Patellofemoral Pain Syndrome

Overview

Pain in the front of the knee, often termed patellofemoral pain, is one of the most common causes of knee pain in patients, especially younger athletic patients that participate in activities such as running and biking. There are several areas in the front of the knee that can be the cause of pain:

Patella


The patella, or kneecap, has a thick cartilage surface that allows it to glide smoothly in the knee. The cartilage can become injured, either by altered alignment or increased pressure, resulting in pain.

Patellar tendon


The patellar tendon connects the patella to the tibia in the front of the knee. The patellar tendon can become inflamed with activities such as running and jumping. This is commonly termed ‘Jumpers’ knee’.

Retinaculum


the retinaculum is a thin band of tissue that runs on either side of the patella and connects it to the femur (thighbone). Patients with pain from the retinaculum often have pain on both sides of the patella that increases with activities.

Symptoms and Diagnosis

In patients who have persistent pain in the front of their knee, an evaluation by an orthopaedic surgeon is warranted. The diagnosis of patellofemoral pain can be made with a combination of history, physical exam, and imaging studies.
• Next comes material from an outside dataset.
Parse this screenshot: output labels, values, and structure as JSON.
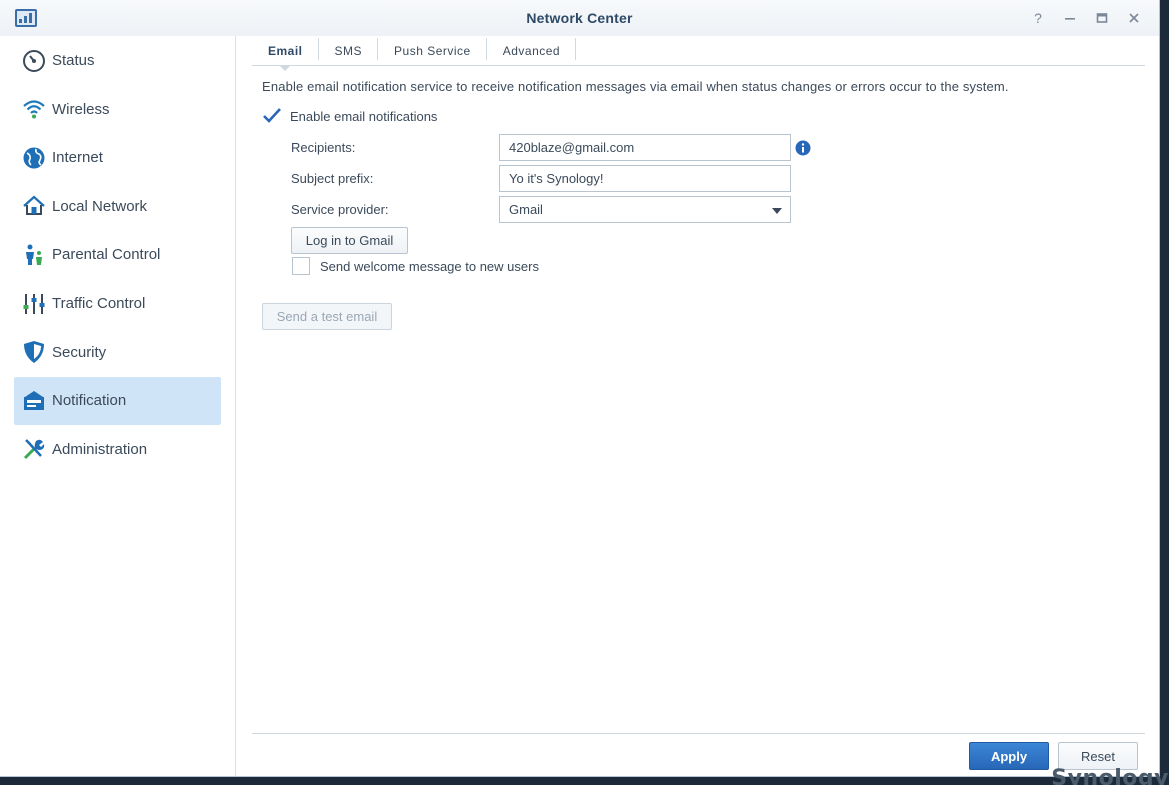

Patients often complain of pain in the front of the knee, especially with running or sporting activities. The pain can feel deep, under the kneecap, and sometimes is associated with mild swelling.

On physical exam, the surgeon evaluates the knee for swelling, any instability, and tenderness around the patella. Radiographs help determine if the patella is normally aligned within its groove (trochlea) in the knee. If cartilage injury is suspected, an MRI is usually obtained.

Treatment

The treatment of patellofemoral pain depends on the specific problems that is causing the pain. In most cases, the soft tissue (retinaculum and patellar tendon) are the source of the pain and can be treated with a program of rest, ice, activity modification, stretching, and strengthening of the knee. Stretching of the hamstring can be particularly helpful in alleviating patellofemoral pain.

An evaluation of patellofemoral pain by a physical therapist can be particularly valuable. Physical therapists can help evaluate the tracking of the patella and do treatments such as patella taping, massage, and ultrasound to improve symptoms. A brace can be worn as well to help the patella track correctly during athletic activities.

In some cases, surgery is necessary to correct malalignment or damage to the cartilage under the kneecap. In cases where the cartilage if frayed under the patella, an arthroscopic procedure can be performed to clean up the frayed cartilage. If the patella is badly aligned a surgical procedure may be needed in order to realign the patella.